De Afdeling advisering adviseert om dit wetsvoorstel aan de Tweede Kamer te zenden nadat met de gemaakte opmerkingen rekening is gehouden.
Lees hierde volledige tekst van het advies van de Raad van State over het wetsvoorstel Belastingplan 2014.
2. Wetsvoorstel aanpak fraude toeslagen en fiscaliteit
Het wetsvoorstel biedt handvatten ten behoeve van een adequate bestrijding van fraude bij zowel de toeslagen als in de fiscaliteit.
Voorgesteld wordt onder meer om het begrip overtreder, dat ingevolge de definitie in de Algemene wet bestuursrecht voor het gehele bestuursrecht geldt, specifiek voor de uitvoering van de toeslagen uit te breiden. Bij die uitbreiding wordt aangesloten bij het strafrechtelijke begrippenkader. De bestuurlijke boete kan dan in de toekomst ook aan doen plegers, uitlokkers en medeplichtigen (in geval van vergrijpboetes) worden opgelegd.
De Afdeling advisering wijst erop dat de uitbreiding van het overtredersbegrip in het bestuursrecht een ingrijpende keuze betreft, die onvoldoende wordt gemotiveerd. De situaties die met deze uitbreiding onder het regime van bestuurlijke handhaving worden gebracht, lenen zich daar gelet op hun aard niet voor. Uitgangspunt bij bestuurlijke handhaving is dat de overtreding eenvoudig kenbaar is, de dader identificeerbaar is, en verwijtbaarheid of schuld geen rol spelen. In geval van het doen plegen, uitlokken en medeplichtigheid is daar niet aan voldaan. Toepassing van het strafrecht en het strafprocesrecht ligt in die situaties in de rede. Teneinde de voordelen van bestuurlijke handhaving ook in de context van het strafrecht beschikbaar te hebben, is de strafbeschikking geïntroduceerd. De Afdeling advisering adviseert dan ook de voorgestelde uitbreiding te heroverwegen en daarbij de mogelijkheid van invoering van de (bestuurlijke) strafbeschikking in de sfeer van de toeslagen te betrekken.
De Afdeling advisering wijst er bovendien op dat de snelheid die de behandeling van het belastingplanpakket 2014 door Tweede en Eerste Kamer vergt, aan de zorgvuldige behandeling van dit ingrijpende wetsvoorstel in de weg kan staan.

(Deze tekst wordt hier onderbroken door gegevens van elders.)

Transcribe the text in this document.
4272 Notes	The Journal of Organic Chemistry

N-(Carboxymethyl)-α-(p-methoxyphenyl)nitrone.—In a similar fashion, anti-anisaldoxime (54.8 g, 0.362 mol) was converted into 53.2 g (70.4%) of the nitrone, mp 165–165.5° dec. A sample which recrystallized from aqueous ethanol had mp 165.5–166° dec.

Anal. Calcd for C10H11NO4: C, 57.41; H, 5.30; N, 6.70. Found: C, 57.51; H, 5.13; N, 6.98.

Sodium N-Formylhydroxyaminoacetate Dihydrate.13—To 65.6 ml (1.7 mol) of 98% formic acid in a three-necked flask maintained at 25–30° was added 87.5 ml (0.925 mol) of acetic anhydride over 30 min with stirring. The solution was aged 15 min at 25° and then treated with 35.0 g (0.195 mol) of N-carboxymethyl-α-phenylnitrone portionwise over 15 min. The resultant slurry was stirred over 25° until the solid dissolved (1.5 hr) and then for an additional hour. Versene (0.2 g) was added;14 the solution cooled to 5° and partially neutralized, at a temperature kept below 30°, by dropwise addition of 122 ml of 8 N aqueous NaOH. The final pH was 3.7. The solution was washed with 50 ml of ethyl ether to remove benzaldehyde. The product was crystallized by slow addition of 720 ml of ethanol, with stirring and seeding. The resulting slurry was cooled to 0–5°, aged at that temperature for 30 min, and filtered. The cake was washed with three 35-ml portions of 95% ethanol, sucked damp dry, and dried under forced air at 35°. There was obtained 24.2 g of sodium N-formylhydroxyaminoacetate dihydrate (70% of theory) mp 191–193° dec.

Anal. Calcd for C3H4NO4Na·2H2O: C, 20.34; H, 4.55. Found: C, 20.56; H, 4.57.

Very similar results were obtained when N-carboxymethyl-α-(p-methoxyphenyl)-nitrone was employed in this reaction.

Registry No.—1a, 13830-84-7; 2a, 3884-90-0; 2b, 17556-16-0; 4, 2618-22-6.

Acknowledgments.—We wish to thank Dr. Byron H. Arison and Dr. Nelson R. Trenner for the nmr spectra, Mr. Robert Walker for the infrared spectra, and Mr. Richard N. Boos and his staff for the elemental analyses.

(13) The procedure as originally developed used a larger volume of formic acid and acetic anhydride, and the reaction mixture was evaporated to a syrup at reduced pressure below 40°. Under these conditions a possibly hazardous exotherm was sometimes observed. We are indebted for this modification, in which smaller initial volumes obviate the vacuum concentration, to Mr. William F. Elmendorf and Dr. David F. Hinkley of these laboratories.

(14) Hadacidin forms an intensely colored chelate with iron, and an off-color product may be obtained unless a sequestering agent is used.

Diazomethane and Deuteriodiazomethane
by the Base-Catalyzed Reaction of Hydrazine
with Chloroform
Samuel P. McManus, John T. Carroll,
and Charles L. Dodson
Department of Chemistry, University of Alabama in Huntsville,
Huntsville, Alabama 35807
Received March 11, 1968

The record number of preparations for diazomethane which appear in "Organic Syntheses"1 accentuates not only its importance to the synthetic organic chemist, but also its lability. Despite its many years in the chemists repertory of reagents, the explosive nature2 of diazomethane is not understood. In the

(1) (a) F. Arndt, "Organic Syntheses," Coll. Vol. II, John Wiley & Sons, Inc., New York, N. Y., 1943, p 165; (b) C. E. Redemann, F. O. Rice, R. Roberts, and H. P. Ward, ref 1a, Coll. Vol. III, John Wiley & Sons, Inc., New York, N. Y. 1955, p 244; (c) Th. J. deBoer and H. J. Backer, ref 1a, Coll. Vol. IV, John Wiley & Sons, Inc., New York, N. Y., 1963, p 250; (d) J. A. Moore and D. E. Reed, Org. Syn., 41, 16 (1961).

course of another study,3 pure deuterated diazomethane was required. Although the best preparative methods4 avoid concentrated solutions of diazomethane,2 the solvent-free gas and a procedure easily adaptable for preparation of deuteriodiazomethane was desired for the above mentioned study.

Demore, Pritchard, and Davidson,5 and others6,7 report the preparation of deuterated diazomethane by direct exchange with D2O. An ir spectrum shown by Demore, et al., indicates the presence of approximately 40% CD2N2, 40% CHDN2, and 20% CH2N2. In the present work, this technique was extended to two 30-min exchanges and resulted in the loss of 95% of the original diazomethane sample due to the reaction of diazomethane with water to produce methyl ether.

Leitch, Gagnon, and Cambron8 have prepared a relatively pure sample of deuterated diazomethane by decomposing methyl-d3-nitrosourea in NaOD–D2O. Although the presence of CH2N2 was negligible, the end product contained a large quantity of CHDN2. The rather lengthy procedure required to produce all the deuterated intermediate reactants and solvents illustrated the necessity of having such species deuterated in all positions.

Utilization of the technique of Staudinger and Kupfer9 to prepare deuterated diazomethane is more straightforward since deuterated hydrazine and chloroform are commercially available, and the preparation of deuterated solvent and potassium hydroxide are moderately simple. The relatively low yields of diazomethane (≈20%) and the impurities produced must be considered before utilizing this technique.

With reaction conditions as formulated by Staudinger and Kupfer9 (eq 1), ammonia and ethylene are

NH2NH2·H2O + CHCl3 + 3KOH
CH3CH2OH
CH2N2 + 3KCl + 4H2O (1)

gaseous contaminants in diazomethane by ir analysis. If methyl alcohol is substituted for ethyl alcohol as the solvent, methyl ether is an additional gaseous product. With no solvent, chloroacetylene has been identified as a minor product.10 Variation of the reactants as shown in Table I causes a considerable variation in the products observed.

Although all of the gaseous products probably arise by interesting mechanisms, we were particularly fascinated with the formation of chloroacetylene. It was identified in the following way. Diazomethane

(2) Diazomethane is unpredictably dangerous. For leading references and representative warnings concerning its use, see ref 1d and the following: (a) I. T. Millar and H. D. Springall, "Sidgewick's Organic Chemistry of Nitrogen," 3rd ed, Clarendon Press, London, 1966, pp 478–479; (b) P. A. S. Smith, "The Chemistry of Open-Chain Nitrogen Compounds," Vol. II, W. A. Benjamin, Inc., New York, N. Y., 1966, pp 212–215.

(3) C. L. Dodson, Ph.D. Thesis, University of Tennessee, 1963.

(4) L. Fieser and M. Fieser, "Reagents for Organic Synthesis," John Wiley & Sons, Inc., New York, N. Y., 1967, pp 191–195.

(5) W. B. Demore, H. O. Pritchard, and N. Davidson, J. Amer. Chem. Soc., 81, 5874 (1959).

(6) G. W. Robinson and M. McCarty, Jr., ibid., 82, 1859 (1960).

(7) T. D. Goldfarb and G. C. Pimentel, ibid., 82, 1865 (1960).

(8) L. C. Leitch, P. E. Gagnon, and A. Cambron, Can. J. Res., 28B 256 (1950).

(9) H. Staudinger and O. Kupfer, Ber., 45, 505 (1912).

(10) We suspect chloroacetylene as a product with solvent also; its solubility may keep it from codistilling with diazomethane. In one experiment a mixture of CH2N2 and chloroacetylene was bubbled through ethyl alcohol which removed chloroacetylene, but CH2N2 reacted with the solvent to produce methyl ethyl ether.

Zij adviseert het voorstel los te koppelen van het belastingplanpakket 2014 en de ingangsdatum ervan vast te stellen bij koninklijk besluit.

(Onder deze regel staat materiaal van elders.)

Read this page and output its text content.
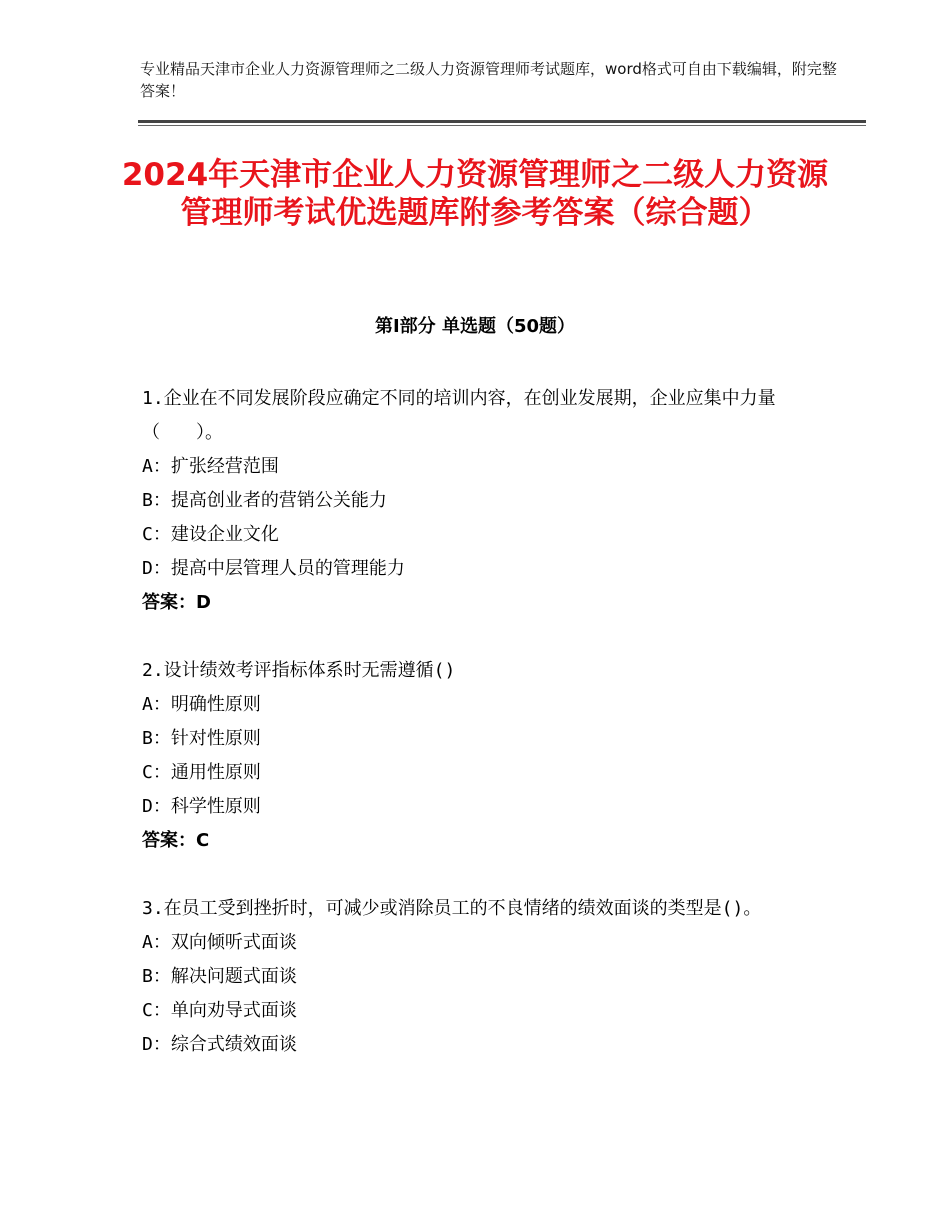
专业精品天津市企业人力资源管理师之二级人力资源管理师考试题库，word格式可自由下载编辑，附完整答案！
2024年天津市企业人力资源管理师之二级人力资源管理师考试优选题库附参考答案（综合题）
第Ⅰ部分 单选题（50题）

1.企业在不同发展阶段应确定不同的培训内容，在创业发展期，企业应集中力量（　　）。

A：扩张经营范围

B：提高创业者的营销公关能力

C：建设企业文化

D：提高中层管理人员的管理能力

答案：D

2.设计绩效考评指标体系时无需遵循()

A：明确性原则

B：针对性原则

C：通用性原则

D：科学性原则

答案：C

3.在员工受到挫折时，可减少或消除员工的不良情绪的绩效面谈的类型是()。

A：双向倾听式面谈

B：解决问题式面谈

C：单向劝导式面谈

D：综合式绩效面谈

De Afdeling advisering adviseert dit wetsvoorstel niet aan de Tweede Kamer te zenden dan nadat met de gemaakte opmerkingen rekening is gehouden.
Lees hier de volledige tekst van het advies van de Raad van State over het wetsvoorstel aanpak fraude toeslagen en fiscaliteit.
3. Wetsvoorstel wijziging percentage belasting- en invorderingsrente
Het wetsvoorstel brengt wijzigingen aan in de systematiek die geldt voor het vaststellen van de hoogte van het rentepercentage voor door de Belastingdienst te vergoeden of in rekening te brengen belasting- en invorderingsrente. Er wordt onder meer een minimumpercentage geïntroduceerd.
De Afdeling advisering plaatst kanttekeningen bij de motivering van het wetsvoorstel. Zo merkt zij op dat louter een verwijzing naar het regeerakkoord geen steekhoudende motivering biedt, maar hooguit de aanleiding voor een wetsvoorstel aangeeft. Voor zover budgettaire overwegingen een rol spelen bij de vaststelling van de hoogte van de belasting- en invorderingsrente wordt het karakter van de regeling (rente) aangetast, aldus de Afdeling advisering. Dit kan dit tot gevolg hebben dat de oorspronkelijke bedoeling van de regeling steeds meer op de achtergrond raakt en de regeling zich ontwikkelt tot een vorm van boeterente. Dat speelt vooral wanneer de werkelijke rentepercentages aanmerkelijk lager zijn dan het voorgestelde minimumpercentage. Verder geeft de toelichting geen motivering voor de uitsluitend voor de fiscaliteit geldende afwijking die gaat ontstaan ten opzichte van de renteberekening ingevolge het Burgerlijk Wetboek.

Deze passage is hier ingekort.